Als es am Freitag zur erlösenden Pause gongt, springe ich erleichtert auf. Em, die in Englisch neben mir sitzt braucht etwas länger, da sie dem letzen Herz noch einen Schlenker verpasst. Dann seufzt sie.
"Kannst du es fassen? Wir treffen uns."
"Zuerst konnte ich es nicht glauben, aber nachdem du es ungefähr hundert Mal wiederholt hast, denke ich, dass es wahr sein könnte." Em knufft mich in die Seite.
"Sei nicht so blöd." Sie schließt ihr Heft, in dem sich ausschließlich rosane Herzchen befinden und keine einzige Englischvokabel. Ich weiß nicht, wann ich das letzte Mal Herzchen in ein Heft gemalt habe. Vermutlich nie, weil ich nie wirklich verliebt war.

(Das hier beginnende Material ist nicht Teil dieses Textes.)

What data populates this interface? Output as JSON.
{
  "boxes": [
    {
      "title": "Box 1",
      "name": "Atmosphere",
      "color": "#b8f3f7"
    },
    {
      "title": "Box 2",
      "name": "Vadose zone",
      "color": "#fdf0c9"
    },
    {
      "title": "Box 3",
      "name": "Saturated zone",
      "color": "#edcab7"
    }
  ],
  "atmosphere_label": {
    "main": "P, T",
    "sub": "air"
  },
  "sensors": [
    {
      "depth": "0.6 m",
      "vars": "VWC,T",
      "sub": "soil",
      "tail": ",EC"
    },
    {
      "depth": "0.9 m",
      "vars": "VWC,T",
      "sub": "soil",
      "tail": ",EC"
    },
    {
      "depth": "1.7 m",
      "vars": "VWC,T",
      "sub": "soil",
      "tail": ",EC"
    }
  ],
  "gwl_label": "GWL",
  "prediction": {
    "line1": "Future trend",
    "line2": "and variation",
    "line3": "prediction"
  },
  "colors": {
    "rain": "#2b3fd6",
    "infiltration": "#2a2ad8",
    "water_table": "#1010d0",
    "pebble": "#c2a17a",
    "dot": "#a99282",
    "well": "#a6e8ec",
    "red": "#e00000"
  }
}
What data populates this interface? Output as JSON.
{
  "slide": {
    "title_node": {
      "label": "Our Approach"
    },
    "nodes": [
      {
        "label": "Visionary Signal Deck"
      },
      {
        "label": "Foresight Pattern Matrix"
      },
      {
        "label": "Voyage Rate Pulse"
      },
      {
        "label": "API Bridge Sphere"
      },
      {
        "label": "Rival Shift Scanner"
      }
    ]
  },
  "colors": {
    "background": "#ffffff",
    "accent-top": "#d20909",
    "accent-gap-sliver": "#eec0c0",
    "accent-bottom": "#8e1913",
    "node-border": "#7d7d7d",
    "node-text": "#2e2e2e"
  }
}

In der achten Klasse hatte ich eine 'Beziehung' mit einem aus der neunten. Er hieß Tylor und war eigentlich echt nett. Ein Footballer zwar, aber echt nett. Und so war auch unsere Beziehung. Nett, mehr nicht. Nach drei Monaten habe ich Schluss gemacht. Ausgerechnet an dem Datum, an dem wir zusammen gekommen sind. Tylor wollte mich zum Essen ausführen und ich knallte ihm vor den Latz, dass ich nicht mehr will. Das mit dem kleinen Jubiläum habe ich erst später mit mitgekriegt und natürlich habe ich mich furchtbar geschämt, dass ich das vergessen habe. Tylor hat danach nie wieder ein Wort mit mir gewechselt und das war meine einzige Beziehung bis jetzt. Wenn man es denn Beziehung nennen will. Wenn mich jemand fragt, sage ich immer, ich hatte noch nie einen Freund.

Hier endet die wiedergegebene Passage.